Aux yeux de la reine, la tenue était le plus important. Alrek avait plus qu'intérêt à porter quelque chose qui aille avec son rang. Il dut aller chez le tailleur plusieurs fois pour divers essayages qui ajustèrent les diverses couches de vêtements. Trois jours avant le bal, la tenue était prête et Vestar devait admettre qu'elle lui allait à la perfection. Il avait l'air d'un roi plus que d'un prince.
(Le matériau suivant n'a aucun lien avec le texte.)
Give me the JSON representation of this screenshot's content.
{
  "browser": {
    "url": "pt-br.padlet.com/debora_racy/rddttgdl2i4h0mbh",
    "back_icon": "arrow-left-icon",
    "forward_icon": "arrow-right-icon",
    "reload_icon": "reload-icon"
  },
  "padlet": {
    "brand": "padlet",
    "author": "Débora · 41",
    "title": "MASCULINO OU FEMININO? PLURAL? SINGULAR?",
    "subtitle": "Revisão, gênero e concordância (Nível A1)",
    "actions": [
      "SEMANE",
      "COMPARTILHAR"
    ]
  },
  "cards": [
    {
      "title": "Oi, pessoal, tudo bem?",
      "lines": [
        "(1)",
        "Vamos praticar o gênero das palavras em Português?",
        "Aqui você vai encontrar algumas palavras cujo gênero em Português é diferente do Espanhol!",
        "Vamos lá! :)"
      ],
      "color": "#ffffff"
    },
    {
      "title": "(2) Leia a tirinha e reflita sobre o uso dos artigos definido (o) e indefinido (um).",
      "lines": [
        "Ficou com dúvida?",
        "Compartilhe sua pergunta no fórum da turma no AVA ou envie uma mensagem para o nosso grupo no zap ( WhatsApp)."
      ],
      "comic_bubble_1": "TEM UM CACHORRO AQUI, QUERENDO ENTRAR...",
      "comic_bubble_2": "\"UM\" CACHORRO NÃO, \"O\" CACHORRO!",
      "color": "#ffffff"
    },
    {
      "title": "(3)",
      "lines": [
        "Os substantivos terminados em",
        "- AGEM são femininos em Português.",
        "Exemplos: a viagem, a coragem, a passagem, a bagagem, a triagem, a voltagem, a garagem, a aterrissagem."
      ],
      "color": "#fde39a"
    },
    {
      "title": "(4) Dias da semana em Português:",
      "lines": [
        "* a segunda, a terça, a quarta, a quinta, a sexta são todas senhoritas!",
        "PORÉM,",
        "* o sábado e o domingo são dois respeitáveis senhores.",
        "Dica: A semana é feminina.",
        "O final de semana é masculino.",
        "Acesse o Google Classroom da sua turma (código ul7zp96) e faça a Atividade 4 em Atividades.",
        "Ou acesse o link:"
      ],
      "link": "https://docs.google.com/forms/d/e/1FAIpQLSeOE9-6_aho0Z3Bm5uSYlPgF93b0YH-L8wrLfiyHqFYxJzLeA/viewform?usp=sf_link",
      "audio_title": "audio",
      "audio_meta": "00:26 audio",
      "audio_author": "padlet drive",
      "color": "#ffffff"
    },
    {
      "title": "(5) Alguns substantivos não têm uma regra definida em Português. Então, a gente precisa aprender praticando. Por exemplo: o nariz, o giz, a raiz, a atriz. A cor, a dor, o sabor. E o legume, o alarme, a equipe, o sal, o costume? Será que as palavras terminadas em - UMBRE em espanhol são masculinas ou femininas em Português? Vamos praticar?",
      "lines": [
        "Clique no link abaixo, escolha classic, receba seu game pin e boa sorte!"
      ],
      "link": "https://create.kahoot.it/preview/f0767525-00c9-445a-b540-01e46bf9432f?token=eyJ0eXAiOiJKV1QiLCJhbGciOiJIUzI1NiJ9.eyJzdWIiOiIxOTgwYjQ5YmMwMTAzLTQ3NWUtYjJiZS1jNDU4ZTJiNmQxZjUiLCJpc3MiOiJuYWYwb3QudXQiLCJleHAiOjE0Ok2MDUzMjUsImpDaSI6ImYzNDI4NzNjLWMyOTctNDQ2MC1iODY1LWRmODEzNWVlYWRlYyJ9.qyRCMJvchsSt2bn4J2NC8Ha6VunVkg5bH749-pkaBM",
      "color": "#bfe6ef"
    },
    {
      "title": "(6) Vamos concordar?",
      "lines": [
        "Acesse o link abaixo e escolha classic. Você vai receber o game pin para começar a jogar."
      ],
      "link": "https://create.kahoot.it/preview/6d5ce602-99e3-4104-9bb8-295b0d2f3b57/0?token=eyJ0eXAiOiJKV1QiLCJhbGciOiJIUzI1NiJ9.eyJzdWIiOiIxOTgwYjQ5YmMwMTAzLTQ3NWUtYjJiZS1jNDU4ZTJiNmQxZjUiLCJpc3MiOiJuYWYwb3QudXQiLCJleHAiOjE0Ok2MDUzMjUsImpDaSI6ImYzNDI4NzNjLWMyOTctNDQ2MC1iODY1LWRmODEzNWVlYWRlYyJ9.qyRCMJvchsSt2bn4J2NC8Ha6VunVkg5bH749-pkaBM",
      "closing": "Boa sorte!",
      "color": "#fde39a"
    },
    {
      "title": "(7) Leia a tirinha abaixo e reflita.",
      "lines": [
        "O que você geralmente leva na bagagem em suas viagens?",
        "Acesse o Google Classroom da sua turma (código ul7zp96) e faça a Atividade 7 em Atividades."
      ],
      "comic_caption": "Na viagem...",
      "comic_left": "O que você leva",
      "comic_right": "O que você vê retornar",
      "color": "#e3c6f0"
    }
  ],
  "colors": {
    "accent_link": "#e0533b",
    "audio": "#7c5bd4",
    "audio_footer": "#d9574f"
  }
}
La chemise disparaissait sous un pourpoint en soie vert émeraude doublée de laine. Le vêtement lui élargissait les épaules et se resserrait à sa taille, souligné par des motifs brodés de fils dorés. Le pantalon collait ses jambes, tanné dans un cuir noir. Ses bottes montaient jusqu'au dessus de ses mollets, en soulignant le galbe fin et musclé. Avec la cape au col de fourrure et la ceinture maintenant le fourreau de son épée contre sa hanche, il avait l'air à la fois royal et létal. La teinte émeraude lui seyait à merveille. Si la royauté coulait dans le sang, il était évident que Alrek était le digne héritier du trône.
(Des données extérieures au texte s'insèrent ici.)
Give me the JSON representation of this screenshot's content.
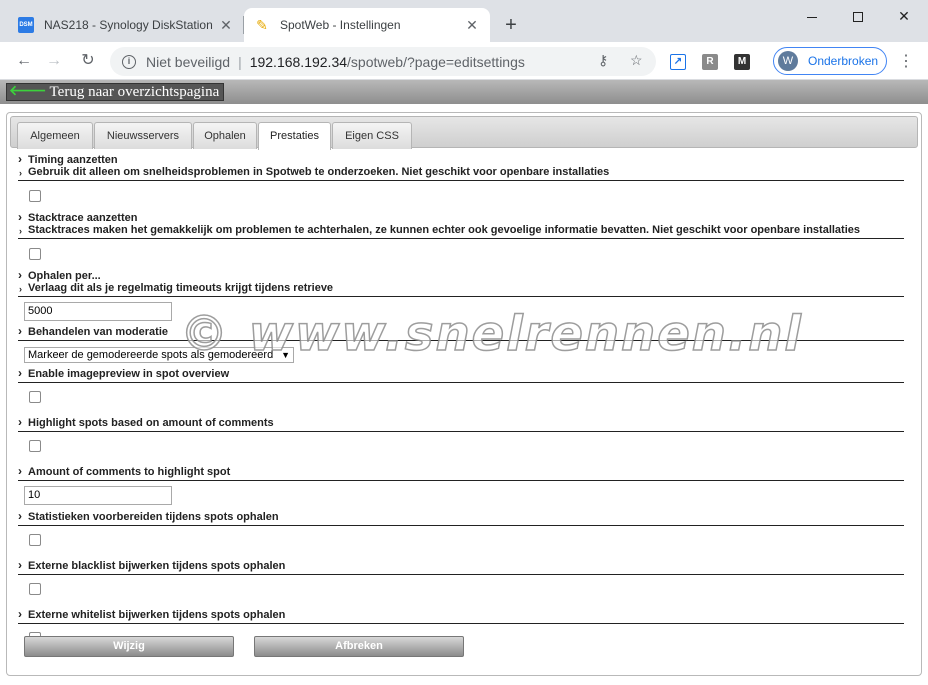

De son côté, Vestar ne savait pas quoi penser de sa tenue. La reine avait expressément refusé qu'il porte une tenue isstadienne. Il avait donc fallu trouver un moyen de lui confectionner une tenue correcte pour un bal à la cour du roi. Il se retrouvait avec une tenue faussement céraméenne qui n'avait demandé aucun effort et qui lui donnait l'air de vivre comme un sauvage dans la forêt.

Il ouvrit la bouche pour protester, quitte à subir des représailles plus tard. Il ne porterait pas cette tenue ridicule. Il ressemblait à un sac.

Alrek se leva de la causeuse qui avait été installée pour lui pendant les essayages de Vestar. Son regard était si glacial qu'il frémit.

- Puis-je savoir ce qu'est cette... chose ? questionna-t-il, sa voix résonnant dangereusement dans l'échoppe.

Le tailleur, une femme épaisse dont la robe marquait chaque rouleau de gras sur son corps et aux yeux enfoncés dans un visage rond, rougit vivement en se redressant. Elle se frotta les mains sur le lourd tissu de sa robe. Elle devait bien avoir le double de l'âge du prince et pourtant, dès qu'il avait haussé la voix, elle s'était ramassée sur elle-même, embarrassée et même effrayée.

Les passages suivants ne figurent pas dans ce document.